- Based on: story by Yehousha Ben-Porat Dan Gordon Raphael Shauli
- Written by: Dan Gordon
- Directed by: Roger Young
- Music by: Elmer Bernstein
- Country of origin: United States
- Original language: English

Production
- Producer: Andrew Adelson
- Production companies: HBO Premiere Films Lorimar Pictures MFI Furniture Group
- Budget: $5 million

Original release
- Network: HBO
- Release: January 13, 1985

= Gulag (1985 film) =

Gulag is a 1985 drama and film directed by Roger Young, aired originally on HBO and later released to home video. It was reviewed by the New York Times.

==Synopsis==
TV reporter and former star athlete Mickey Almon is covering an international athletic event in Moscow when he is arrested by the KGB after being approached by a Russian scientist wanting him to smuggle secret information out of the Soviet Union. Almon is imprisoned and interrogated over several days by prison official Bukovsky who ultimately forces him to confess to being a spy for the United States. Though promised with release for doing so, Almon is instead transported to a railway station and placed aboard a train on a Stolypin prison car with other political prisoners bound for a Gulag labour camp near the Arctic Circle. After arriving, Almon meets a fellow foreign prisoner, a heroic Englishman who teaches him how to survive the brutal life of the camp. In time, after learning that his ultimate fate in the camp will eventually be death through hazardous labour, Almon and the Englishman conspire together to plot an escape to Norway.

==Cast==
- David Keith as Mickey Almon
- Malcolm McDowell as Kenneth "Englishman" Barrington
- David Suchet as Matvei
- Warren Clarke as Hooker
- John McEnery as Diczek
- Nancy Paul as Susan Almon
- Brian Pettifer as Vlasov
- George Pravda as Bukovsky
- Eugene Lipinski as Yuri
- Shane Rimmer as Jay
- Ray Jewers as TV Interviewer
- Bogdan Kominowski as Stolypin Guard

==Production==
Production company Lorimar claimed the story was based on fact. Gulag was actually based on material gathered from Soviet dissidents who succeeded in emigrating to Israel. Aleksandr Solzhenitsyn's The Gulag Archipelago was also cited as a source of "similar incidents" portrayed in the film.

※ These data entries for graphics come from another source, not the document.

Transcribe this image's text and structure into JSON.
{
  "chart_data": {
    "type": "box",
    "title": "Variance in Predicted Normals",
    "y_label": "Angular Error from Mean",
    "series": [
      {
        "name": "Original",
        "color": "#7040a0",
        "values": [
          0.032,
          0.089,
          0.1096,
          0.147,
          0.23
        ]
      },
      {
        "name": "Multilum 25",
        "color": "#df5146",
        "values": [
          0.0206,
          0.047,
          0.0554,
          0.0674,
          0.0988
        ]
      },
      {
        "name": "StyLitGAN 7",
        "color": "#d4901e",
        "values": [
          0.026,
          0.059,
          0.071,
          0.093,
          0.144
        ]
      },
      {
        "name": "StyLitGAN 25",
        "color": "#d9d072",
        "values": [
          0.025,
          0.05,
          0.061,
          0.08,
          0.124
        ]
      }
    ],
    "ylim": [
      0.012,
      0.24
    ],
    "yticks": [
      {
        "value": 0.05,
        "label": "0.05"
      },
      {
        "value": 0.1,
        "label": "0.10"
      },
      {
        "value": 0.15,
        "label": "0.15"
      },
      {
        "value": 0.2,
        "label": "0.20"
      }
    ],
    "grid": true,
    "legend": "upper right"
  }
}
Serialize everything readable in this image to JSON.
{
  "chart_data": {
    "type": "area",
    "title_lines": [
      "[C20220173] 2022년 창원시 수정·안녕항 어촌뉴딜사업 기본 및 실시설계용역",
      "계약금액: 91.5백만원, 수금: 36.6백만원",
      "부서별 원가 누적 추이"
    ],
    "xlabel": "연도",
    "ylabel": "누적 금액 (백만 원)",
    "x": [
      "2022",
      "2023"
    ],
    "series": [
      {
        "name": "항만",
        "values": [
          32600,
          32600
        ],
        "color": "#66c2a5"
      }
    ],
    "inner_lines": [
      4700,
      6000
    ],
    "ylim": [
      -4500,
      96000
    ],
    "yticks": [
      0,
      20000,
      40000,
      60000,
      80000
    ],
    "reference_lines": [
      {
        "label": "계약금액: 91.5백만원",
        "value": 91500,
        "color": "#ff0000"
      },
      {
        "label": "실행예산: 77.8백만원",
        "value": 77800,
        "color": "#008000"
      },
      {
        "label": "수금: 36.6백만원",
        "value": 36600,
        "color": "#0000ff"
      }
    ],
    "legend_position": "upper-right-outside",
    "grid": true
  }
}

The film was shot in London and in Norway. Seva Novgorodtsev, a Russian emigre who owns a company called Russian Roulette, served as technical adviser.

==Home media==

The film was released on VHS and Betamax by Prism Entertainment under license from Lorimar. But, this film was produced by Lorimar Productions and it belongs to same company (subsequently later it owned by Warner Bros.) originally. However, it never released on DVD or Blu-ray by Warner Bros. Home Entertainment.